There are five formats:


<datetimeformat> ::= EUR | INTERNAL | ISO | JIS | USA


The ISO date and time format is used by ODBC and JDBC applications and cannot be replaced with a different date and time format.

Date value


'YYYY' Four-digit year format

'MM' Two-digit month format (01-12)

'DD' Two-digit day format (01-31)



Date Value Examples:


Format General Format Example

EUR 'DD.MM.YYYY' '23.01.1999'


ISO/JIS 'YYYY-MM-DD' '1999-01-23'

USA 'MM/DD/YYYY' '01/23/1999'



In all formats, with the exception of INTERNAL, leading zeros may be omitted in the identifiers for the month and day.

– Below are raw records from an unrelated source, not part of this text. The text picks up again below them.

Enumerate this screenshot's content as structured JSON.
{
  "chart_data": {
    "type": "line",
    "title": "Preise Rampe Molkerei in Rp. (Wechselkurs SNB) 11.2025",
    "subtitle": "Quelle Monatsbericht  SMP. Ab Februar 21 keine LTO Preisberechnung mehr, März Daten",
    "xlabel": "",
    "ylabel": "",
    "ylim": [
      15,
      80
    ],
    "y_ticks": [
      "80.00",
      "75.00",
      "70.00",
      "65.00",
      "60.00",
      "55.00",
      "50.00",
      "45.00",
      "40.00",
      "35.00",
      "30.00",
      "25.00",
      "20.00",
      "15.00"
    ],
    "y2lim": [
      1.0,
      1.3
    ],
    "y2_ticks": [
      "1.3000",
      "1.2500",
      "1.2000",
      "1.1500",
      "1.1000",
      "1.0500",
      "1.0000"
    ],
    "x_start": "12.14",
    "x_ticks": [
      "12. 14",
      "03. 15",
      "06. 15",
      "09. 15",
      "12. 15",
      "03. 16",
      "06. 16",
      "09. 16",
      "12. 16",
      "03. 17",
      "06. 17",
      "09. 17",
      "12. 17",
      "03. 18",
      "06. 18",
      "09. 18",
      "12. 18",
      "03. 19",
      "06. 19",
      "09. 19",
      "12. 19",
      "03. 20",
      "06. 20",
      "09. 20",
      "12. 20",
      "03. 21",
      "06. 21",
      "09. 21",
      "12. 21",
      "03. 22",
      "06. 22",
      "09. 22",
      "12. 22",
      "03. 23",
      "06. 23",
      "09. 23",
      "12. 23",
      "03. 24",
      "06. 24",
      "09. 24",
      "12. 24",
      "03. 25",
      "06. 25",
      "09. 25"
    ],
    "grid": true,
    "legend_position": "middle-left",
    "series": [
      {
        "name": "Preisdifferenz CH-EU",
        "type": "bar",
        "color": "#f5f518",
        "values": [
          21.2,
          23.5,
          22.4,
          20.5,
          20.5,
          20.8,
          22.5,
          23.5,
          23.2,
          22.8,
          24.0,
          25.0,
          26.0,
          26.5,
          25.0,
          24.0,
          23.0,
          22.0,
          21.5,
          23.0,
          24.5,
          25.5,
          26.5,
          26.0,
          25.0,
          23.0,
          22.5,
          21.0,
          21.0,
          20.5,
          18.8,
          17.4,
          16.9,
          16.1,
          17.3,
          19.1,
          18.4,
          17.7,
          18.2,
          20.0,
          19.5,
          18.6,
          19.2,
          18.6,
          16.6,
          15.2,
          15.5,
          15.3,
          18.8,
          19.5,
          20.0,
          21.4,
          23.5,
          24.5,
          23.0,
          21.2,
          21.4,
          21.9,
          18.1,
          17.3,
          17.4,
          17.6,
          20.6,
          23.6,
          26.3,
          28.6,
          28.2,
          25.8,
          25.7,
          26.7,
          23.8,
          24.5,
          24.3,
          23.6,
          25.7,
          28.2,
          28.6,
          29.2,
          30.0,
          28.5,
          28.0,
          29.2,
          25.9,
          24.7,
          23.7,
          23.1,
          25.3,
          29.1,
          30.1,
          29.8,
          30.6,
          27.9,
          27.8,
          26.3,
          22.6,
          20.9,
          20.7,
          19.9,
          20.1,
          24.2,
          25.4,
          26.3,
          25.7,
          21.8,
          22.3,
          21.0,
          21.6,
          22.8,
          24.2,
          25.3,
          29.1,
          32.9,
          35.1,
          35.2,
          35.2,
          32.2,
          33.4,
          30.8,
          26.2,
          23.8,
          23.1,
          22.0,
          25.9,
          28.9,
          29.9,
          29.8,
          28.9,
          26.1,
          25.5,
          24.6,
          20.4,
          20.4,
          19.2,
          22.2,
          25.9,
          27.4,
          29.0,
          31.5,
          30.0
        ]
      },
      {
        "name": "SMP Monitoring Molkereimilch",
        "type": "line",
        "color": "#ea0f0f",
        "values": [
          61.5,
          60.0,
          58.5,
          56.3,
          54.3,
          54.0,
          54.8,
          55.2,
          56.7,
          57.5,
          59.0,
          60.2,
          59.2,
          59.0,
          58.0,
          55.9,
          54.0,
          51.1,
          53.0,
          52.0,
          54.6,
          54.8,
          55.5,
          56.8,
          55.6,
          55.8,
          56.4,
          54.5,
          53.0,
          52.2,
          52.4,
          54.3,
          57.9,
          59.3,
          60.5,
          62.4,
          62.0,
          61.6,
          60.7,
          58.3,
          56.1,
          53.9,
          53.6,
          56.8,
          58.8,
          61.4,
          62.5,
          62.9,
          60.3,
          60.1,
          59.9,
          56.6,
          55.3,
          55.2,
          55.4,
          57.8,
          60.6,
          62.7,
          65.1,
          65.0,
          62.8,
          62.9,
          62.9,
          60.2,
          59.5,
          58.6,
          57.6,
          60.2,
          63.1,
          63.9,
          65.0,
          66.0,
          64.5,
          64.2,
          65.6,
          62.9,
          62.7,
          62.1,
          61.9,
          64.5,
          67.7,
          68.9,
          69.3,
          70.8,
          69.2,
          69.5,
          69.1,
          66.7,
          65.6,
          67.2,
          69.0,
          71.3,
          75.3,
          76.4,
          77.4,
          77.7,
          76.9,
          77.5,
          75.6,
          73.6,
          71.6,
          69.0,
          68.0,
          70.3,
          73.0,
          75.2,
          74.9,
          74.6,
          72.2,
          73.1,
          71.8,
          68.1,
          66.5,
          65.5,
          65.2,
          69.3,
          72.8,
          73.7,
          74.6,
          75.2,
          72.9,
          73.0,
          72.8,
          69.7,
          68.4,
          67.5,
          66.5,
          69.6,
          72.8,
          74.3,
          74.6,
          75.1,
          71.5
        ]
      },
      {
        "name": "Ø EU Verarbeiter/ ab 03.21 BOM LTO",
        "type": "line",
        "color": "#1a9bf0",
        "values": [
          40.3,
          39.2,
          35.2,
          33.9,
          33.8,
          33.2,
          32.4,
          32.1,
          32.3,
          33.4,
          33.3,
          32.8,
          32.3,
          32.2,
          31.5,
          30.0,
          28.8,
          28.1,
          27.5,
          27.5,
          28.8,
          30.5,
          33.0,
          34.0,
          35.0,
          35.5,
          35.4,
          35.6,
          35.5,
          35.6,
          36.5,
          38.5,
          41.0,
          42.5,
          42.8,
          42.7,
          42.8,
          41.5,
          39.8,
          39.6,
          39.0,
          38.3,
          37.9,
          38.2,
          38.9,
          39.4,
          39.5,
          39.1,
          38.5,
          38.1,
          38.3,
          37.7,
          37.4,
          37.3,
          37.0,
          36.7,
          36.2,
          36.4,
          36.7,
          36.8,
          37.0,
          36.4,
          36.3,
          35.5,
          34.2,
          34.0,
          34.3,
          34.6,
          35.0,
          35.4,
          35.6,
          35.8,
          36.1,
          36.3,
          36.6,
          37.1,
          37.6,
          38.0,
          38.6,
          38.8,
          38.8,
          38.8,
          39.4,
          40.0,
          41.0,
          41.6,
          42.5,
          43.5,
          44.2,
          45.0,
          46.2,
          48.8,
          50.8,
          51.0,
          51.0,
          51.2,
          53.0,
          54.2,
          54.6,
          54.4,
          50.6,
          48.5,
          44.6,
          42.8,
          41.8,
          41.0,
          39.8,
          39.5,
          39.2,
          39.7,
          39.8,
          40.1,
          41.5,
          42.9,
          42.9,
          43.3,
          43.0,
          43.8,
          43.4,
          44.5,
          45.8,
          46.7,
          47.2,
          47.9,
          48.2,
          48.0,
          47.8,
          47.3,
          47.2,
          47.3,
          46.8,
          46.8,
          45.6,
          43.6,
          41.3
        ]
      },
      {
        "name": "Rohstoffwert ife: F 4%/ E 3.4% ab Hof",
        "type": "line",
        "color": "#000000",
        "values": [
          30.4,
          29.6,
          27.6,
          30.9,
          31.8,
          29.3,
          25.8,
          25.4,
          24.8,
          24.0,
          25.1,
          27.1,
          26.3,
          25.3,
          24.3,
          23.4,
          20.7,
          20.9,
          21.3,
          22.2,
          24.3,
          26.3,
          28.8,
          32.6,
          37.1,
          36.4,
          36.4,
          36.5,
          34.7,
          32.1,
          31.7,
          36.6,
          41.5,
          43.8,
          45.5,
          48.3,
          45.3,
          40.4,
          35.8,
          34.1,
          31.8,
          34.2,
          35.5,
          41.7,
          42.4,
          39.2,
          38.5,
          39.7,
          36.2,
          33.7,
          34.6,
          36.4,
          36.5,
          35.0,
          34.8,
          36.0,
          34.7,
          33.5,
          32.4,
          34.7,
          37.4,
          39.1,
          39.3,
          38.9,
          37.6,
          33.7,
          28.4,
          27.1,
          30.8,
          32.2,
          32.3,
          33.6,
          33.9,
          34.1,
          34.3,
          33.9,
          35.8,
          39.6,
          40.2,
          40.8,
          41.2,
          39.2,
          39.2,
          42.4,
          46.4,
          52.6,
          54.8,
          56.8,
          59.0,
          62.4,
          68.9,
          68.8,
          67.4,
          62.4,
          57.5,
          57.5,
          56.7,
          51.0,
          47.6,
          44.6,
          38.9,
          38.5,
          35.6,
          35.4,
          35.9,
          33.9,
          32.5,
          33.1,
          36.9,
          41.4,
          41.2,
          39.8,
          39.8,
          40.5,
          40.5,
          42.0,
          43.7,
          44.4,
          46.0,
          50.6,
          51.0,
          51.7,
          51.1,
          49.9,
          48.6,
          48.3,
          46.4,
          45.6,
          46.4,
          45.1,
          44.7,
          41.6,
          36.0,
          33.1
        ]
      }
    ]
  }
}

If you are transforming dates from a TurboIMAGE database to load a SAPdb table, you may have to adjust the date format to make it match the format you selected for SAPdb. For example, if your dates are stored in TurboIMAGE as J2 (binary) with a format of YYYYMMDD and your SAPdb format is USA, then you could do the conversion with these Suprtool and STExport commands:


Suprtool Commands:



Get salesdetail

Item salesdate,date,yyyymmdd

Extract customer,salesdate,item,quantity

Output tempsales,temp,link



STExport Commands:


input tempsales

quote double

date mmddyyyy "/"

output sapdbsales,temp



Time value

'HHHH' Four-digit hour format

'HH' Two-digit hour format

'MM' Two-digit minute format (00-59)

'SS' Two-digit second format (00-59)


Time Value Examples:


Format General Format Example

EUR 'HH.MM.SS' '14.30.08'


ISO/JIS 'HH:MM:SS' '14:30:08'

USA 'HH:MM AM (PM)' '2:30 PM'



In all time formats, the identifier of the hour must consist of at least one digit. In the USA time format, the minute identifier can be omitted completely. In all the other formats, with the exception of INTERNAL, the minute and second identifiers must comprise at least one digit.


Timestamp value

'YYYY' Four-digit year format

'MM' Two-digit month format (01-12)

'DD' Two-digit day format (01-31)

'HH' Two-digit hour format (0-24)

'MM' Two-digit minute format (00-59)

'SS' Two-digit second format (00-59)

'MMMMMM' Six-digit microsecond format


Timestamp value Examples:


Format General Format Example


ISO 'YYYY-MM-DD HH:MM:SS.MMMMMM' '1999-01-23 14:30:08.456234'




The microsecond identifier can be omitted in all timestamp formats. In all formats, with the exception of INTERNAL, the month and day identifiers must consist of at least one digit. For INTERNAL the month and day identifiers must have exactly two digits.